Le silence dura entre eux. Lucius observait Harry, son regard qui paraissait tourné vers lui-même, son visage plongé dans ses réflexions. Draco et lui avaient été proches autrefois, est-ce que cela suffirait à le décider ?...

– Ce serait... possible, dit-il enfin. Il me faut au moins trois jours pour terminer les potions en cours ici, mais ensuite... Quand doit-il venir ?

– À la fin de la semaine prochaine. Mais puisque vous serez libre, je vous attends dans trois jours, fit Lucius avec un grand sourire. Vous serez plus au calme au Manoir...

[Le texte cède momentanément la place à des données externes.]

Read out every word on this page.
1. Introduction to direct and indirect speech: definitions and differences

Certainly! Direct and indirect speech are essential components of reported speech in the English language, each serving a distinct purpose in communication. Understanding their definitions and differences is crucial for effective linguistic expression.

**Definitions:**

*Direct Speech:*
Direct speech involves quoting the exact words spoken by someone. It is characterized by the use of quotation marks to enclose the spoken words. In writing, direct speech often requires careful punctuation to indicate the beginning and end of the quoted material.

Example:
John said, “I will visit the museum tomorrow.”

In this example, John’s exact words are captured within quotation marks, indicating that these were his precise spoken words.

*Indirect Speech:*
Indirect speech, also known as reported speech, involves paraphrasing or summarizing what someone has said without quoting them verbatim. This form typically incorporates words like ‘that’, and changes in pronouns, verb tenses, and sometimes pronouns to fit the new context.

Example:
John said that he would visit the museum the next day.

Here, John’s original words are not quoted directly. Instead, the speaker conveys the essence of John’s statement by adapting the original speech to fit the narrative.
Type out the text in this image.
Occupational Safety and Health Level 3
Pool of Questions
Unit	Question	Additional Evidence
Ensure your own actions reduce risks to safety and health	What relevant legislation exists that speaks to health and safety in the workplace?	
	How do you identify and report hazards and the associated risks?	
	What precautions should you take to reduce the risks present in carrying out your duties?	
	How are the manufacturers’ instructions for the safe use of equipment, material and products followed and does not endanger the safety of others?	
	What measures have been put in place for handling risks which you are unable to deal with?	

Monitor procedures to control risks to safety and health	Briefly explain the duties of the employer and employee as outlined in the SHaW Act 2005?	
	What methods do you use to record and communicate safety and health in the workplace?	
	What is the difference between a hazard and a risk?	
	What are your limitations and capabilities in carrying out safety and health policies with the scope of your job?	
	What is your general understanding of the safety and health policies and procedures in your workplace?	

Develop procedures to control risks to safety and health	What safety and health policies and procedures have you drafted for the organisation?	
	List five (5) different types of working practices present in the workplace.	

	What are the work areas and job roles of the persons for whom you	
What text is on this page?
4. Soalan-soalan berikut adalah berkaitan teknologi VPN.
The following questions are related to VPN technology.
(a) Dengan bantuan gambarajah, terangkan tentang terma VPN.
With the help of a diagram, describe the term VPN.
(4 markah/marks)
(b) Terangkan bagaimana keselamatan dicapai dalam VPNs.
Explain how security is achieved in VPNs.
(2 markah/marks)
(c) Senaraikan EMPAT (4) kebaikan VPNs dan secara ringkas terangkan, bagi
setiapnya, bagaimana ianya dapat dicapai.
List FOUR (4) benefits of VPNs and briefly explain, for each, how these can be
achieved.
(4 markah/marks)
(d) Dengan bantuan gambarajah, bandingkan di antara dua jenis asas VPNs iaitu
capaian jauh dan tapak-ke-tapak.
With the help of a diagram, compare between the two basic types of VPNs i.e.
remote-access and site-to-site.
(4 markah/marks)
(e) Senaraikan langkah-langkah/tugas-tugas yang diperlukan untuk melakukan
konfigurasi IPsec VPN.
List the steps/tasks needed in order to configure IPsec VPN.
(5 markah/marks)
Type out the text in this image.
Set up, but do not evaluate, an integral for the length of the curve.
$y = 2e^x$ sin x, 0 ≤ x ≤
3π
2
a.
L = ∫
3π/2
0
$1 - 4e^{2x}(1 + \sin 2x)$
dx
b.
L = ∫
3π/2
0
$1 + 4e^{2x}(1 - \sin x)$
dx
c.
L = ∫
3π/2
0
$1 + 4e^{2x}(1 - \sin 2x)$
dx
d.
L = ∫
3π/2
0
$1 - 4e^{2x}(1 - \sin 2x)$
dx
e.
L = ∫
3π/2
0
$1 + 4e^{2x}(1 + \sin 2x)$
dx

Le rire spontané de Harry brisa l'atmosphère pesante entre eux et le surprit.

– Vous manœuvrez toujours aussi habilement Lucius, et je me suis fait piéger. Soit. Je ne sais pour quelle raison vous me voulez au Manoir mais je viendrai dans trois jours, s'inclina-t-il gracieusement. Mais je repartirai après la visite de Draco. J'ai aussi du travail ici... et ailleurs.

Sa façon de rendre les armes avait quelque chose de très élégant mais il était certain qu'il ne se ferait pas prendre deux fois au même piège. Lucius esquissa un sourire en se préparant à la dernière bataille.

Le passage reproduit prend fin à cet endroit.